Los mayores aprendizajes de los tenistas se ven muchas veces en la ronda de calificación. Y eso está siendo el que se juega en la Copa Mundial Yucatán.
La “qualy” del certamen yucateco, de clasificación J500 (sólo una decena de torneos tienen ese nivel en el planeta), está siendo una verdadera prueba para los juveniles que buscan meterse al draw principal, como quedó visto ayer en el arranque en las canchas de arcilla del Club Campestre.

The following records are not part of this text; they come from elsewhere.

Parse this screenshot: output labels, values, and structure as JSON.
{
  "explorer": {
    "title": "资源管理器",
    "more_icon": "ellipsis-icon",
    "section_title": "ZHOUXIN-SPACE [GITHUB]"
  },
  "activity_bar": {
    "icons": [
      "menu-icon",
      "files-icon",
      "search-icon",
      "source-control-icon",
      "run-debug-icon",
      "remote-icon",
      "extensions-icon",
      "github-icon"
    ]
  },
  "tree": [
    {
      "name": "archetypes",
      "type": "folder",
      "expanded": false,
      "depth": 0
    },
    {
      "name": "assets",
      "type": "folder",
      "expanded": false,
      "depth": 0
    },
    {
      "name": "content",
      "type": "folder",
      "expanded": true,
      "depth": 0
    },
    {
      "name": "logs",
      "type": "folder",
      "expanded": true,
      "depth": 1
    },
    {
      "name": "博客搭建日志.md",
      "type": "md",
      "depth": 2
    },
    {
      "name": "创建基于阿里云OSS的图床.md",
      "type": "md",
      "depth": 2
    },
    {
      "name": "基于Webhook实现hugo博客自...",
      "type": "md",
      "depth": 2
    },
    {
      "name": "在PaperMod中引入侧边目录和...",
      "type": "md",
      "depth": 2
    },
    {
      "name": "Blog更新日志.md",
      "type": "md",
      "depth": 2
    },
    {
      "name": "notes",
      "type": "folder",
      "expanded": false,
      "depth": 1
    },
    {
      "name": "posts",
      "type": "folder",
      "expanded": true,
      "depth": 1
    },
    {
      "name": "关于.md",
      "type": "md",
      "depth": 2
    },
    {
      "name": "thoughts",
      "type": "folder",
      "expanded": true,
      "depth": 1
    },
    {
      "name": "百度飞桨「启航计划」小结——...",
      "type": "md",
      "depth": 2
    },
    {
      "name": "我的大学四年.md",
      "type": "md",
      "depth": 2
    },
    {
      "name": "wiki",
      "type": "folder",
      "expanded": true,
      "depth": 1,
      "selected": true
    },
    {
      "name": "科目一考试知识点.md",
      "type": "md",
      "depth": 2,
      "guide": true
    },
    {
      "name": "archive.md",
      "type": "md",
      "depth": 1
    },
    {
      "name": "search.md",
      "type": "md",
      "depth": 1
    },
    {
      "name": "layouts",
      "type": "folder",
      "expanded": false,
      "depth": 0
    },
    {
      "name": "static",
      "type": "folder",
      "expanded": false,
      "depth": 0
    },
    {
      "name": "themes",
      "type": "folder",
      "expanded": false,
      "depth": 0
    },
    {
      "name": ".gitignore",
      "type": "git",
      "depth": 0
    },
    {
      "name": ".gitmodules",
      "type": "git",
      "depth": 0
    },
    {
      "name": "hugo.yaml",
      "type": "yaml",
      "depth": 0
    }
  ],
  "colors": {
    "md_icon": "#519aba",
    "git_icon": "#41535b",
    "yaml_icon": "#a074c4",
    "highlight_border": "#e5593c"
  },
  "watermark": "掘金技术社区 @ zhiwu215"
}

“Esto se pondrá bueno… qué nivel tan importante se está viendo”, dijo Luis Enrique “Araña” Herrera, leyenda mexicana, mientras veía a su hijo Diego jugar en la cancha 7. Diego bien pudo pedir un wild card, pero decidió buscar su boleto por cuenta propia. Ganó su juego temprano, pero cayó en el segundo match.
Un maratón de tenis se vivió ayer, con jóvenes de más de 30 países, hablando inglés, francés, chino y otros dialectos. Hay ocho boletos por rama para el cuadro estelar, que comienza mañana y más de cien jugadores los buscan, pero no todos tuvieron éxito, ni fortuna.
“Este torneo es una gran vitrina, una oportunidad de jugar, aprender y crecer”, dijo la “Araña”, jugador de esta Copa en sus inicios (su nombre está en el mural con los grandes) y, luego, vencedor de Jimmy Connors en Wimbledon.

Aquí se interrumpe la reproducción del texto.